Разумеется, я в курсе, что подобные требования выдвигают вам сто тысяч миллионов придир ежегодно. Уж как только на вас не дуют, умненькие Наф-Нафы. Вот и сейчас со своего убогого стула в этом убогом аэропорту я вижу средних лет даму, которая размахивает руками у стойки регистрации, будто покосившийся поливальный фонтанчик. Наверное, она тоже всерьез. К тому же саквояж у ног дамы и ее плиссированный офисный костюм наводят на мысль, что она, вероятно, опаздывает на какое-нибудь страшно важное совещание в Атланте, где ей предстоит решить, какую газировку десять сикстиллиардов олухов в возрасте от 18 до 34 лет будут пить в определенные полчаса перед телевизором в пяти выбранных регионах Среднего Запада. И я уверен, что девушка на регистрации трогательно сочувствует беде этой газированной леди, но все равно отфутболивает ее. Ну, пьют полсикстиллиарда олухов пепси, а не коку, так что? Моя же жизнь разбита и прахом осела на ковер, готовая к тому, чтобы ее засосал пылесосом какой-нибудь работяга в спецовке.

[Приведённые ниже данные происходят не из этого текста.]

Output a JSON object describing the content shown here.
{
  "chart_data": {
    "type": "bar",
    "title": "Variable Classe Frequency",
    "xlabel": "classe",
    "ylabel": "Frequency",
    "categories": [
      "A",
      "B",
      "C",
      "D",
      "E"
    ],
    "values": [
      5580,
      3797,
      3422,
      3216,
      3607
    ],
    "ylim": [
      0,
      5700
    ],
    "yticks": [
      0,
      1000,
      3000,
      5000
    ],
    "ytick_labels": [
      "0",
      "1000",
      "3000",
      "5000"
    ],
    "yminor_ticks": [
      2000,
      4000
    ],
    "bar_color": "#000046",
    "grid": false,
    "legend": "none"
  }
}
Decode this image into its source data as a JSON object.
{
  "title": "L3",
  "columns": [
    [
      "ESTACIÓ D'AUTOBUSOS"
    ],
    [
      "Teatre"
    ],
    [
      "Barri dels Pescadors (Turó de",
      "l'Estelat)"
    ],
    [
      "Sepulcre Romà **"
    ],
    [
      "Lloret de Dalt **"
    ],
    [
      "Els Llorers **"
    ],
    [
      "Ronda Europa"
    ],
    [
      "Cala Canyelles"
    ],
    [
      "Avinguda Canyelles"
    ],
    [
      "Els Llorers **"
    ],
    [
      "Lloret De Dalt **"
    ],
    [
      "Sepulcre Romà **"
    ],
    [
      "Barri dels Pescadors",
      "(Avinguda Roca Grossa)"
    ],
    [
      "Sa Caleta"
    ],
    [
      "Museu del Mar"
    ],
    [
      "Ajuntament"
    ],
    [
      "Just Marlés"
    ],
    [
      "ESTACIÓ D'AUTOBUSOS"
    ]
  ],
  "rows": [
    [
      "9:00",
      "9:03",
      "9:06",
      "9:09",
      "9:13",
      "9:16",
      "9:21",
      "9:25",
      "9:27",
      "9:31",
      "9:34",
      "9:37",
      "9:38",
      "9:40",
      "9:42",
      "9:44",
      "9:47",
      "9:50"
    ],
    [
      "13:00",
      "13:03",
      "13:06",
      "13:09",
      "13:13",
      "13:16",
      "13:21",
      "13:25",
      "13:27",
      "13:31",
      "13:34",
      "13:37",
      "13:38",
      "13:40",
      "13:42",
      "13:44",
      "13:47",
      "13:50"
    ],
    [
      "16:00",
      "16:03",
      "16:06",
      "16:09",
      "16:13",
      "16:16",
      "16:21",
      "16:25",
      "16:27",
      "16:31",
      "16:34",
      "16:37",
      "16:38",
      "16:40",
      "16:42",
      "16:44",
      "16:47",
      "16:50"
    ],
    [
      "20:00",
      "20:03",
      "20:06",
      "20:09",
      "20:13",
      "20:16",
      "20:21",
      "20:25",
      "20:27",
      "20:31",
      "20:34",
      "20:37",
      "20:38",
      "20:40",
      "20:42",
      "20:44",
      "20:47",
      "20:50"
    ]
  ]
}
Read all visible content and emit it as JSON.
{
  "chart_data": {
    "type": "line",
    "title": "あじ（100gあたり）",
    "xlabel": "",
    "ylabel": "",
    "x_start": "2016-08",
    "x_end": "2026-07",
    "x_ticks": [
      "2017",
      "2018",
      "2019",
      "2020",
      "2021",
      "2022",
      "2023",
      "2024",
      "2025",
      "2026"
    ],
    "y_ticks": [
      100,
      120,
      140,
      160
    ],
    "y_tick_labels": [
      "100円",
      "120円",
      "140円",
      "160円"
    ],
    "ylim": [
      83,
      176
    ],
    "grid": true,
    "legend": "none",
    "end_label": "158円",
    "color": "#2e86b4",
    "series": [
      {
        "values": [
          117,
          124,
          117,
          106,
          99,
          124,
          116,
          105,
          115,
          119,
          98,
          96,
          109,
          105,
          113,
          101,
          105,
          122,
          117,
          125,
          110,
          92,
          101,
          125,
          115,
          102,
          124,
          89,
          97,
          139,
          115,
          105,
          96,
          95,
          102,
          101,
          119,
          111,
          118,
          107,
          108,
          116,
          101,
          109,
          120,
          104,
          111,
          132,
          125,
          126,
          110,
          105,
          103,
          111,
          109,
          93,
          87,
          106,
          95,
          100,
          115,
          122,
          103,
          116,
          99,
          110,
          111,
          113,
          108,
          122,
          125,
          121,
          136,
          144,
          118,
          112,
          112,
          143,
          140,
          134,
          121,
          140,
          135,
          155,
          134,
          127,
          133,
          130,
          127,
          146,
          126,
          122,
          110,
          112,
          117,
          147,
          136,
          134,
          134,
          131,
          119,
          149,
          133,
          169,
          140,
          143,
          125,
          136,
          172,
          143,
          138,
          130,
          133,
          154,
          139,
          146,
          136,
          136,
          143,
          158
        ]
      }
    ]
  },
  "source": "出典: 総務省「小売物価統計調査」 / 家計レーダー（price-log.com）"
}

Я так и слышу, как вы говорите мне: «Пожалуйста, сэр, не волнуйтесь. Может, вам пойти съесть какую-нибудь здоровую еду? А может, судоку?» Да, судоку — дежурный анальгетик для всего путешествующего сословия. Похоже, эта тихая забава помогает бедолагам вроде меня перетерпеть часы плена — время, которое не течет, а спекается, точно открытая рана. Говорят, если смотреть в котел, вода никогда не закипит, но, сладкие мои, трудно не смотреть, если сам сидишь по шею в этом котле. Не могу сказать, сколько уже я тут — даже приблизительно. Почему в аэропортах так мало часов? На железнодорожном вокзале, куда ни глянь, непременно наткнешься на циферблат: на стене, на потолке, на полу — повсюду. Умники, что проектируют аэропорты, могли бы сообразить и повесить на стену парочку часов, а не доверять отсчет времени мелким циферкам на раскиданных по залу табло с расписанием. Я вот непомерно горжусь, что обходился без наручных часов с того дня, когда мне исполнилось тринадцать и отец подарил мне «Таймекс», а я разбил их клюшкой для гольфа, решив проверить, сколько ударов они выдержат, — ну, много им не понадобилось. Так вот, аэропорты устроены не для таких, как я, — это становится все очевиднее, чем дольше я здесь торчу, то и дело шныряя на улицу покурить и без устали барабаня по подлокотникам кресла. Но есть кошмар и пострашнее, чем аэропортовое вневремение. Это цифровые птичьи трели, которые издают самоходные тележки вместо безобидного «бип-бип». Пташки! Стоит ли говорить, что угодить под двенадцатифутового воробья — не намного веселее, чем быть раздавленным тележкой для гольфа, переделанной в БМП. Но это уже вопрос к умникам, а не к вам, тут mea culpa. Нужно быть разборчивым в противниках. По крайней мере, так меня учили.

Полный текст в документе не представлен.